Threatened MP Wilders gets secured housing
1 April 2005, AMSTERDAM — Threatened right-wing MP Geert Wilders will be given a secured home in the Randstad region by the end of April, ending months of enforced captivity in a jail cell.
1 April 2005
AMSTERDAM — Threatened right-wing MP Geert Wilders will be given a secured home in the Randstad region by the end of April, ending months of enforced captivity in a jail cell.
Wilders — who has been living at the Zeist jail since being threatened with death last year — has reached an agreement with the Justice Ministry over a permanent safe house, newspapers in the Limburg region reported.
"It is fantastic news. I will open a bottle of champagne the day I leave Camp Zeist. I am getting the apartment on loan and will pay a certain amount for it," the former Liberal VVD MP said.
"If I am no longer threatened and can move to a normal residence, the apartment will remain available for other politicians who might need security."
Wilders is an ardent critic of the Islamic faith and has demanded a five-year ban on Muslims immigrating to the Netherlands. The independent MP has registered his one-man party to contest the next national election and could win several seats in the Dutch Parliament.
The exact location of his new home in the Randstad region — bordered by the cities of Amsterdam, Rotterdam, The Hague and Utrecht — is not yet known.
But a Justice Ministry spokesman explained on Thursday that the government had bought special homes in order to house on a long-term basis any politicians considered to be at threat.
He said due to the fact the homes were sufficiently secure, it would not matter if their locations were eventually made public knowledge. In that eventuality, the residents would not need to move.
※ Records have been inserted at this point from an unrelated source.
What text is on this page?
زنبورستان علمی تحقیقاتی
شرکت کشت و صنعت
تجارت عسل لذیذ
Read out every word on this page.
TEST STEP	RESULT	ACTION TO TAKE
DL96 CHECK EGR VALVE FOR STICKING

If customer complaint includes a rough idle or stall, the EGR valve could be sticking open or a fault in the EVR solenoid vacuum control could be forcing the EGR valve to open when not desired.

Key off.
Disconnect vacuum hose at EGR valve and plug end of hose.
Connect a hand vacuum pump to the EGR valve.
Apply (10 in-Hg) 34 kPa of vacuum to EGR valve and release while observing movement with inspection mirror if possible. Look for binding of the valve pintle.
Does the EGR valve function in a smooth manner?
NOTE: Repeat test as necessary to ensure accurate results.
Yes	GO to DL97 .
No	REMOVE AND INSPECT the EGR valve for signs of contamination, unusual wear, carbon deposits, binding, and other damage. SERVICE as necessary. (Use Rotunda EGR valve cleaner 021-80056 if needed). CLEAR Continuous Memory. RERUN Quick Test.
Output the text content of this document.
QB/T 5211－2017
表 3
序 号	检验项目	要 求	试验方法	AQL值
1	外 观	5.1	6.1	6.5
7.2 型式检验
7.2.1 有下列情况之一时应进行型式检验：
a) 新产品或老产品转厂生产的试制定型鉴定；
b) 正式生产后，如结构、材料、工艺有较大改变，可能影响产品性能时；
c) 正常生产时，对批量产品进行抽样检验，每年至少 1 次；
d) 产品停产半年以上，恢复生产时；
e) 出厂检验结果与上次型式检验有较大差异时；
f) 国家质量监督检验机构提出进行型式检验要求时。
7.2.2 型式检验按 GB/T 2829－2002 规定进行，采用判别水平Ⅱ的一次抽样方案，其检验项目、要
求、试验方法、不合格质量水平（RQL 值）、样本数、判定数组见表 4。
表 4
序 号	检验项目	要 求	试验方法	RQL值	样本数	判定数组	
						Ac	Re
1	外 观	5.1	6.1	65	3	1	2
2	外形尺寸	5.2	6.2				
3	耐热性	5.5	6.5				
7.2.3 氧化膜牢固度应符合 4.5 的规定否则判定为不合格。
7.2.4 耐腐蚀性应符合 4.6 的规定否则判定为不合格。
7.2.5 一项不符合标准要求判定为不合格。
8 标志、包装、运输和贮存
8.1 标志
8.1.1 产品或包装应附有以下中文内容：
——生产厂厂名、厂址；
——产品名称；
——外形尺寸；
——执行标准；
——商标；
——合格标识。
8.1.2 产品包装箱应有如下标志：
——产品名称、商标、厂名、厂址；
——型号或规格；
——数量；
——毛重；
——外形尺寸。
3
Justice Minister Piet Hein Donner and Interior Minister Johan Remkes have informed the Parliament via letter about the new security and protection system.
Liberal VVD politician Ayaan Hirsi Ali — who had been staying at the heavily-guarded Amsterdam navy base — has already been offered a permanent and secured home.
The Somali-born MP was threatened last year after making the controversial film 'Submission' with Theo van Gogh, who was subsequently murdered by a suspected Islamic militant in November. The film portrayed domestic abuse among the Islamic community.
Fed up with her restrictive living circumstances, Hirsi Ali shocked Minister Donner when she revealed to the media in February that she was living at the Amsterdam navy base and that Wilders was being forced to stay at the Zeist jail.
She demanded permanent housing, a demand supported by Wilders. Hirsi Ali claimed her freedom was being limited and that threatened politicians should be allowed to live in secured, publicly-known homes rather than being hidden away.
Meanwhile, the chairman of the Lower House of Parliament, Frans Weisglas, is delighted that both Hirsi Ali and Wilders have received normal housing. He hopes that both MPs are now in a situation where they can carry out their political duties as adequately as possible.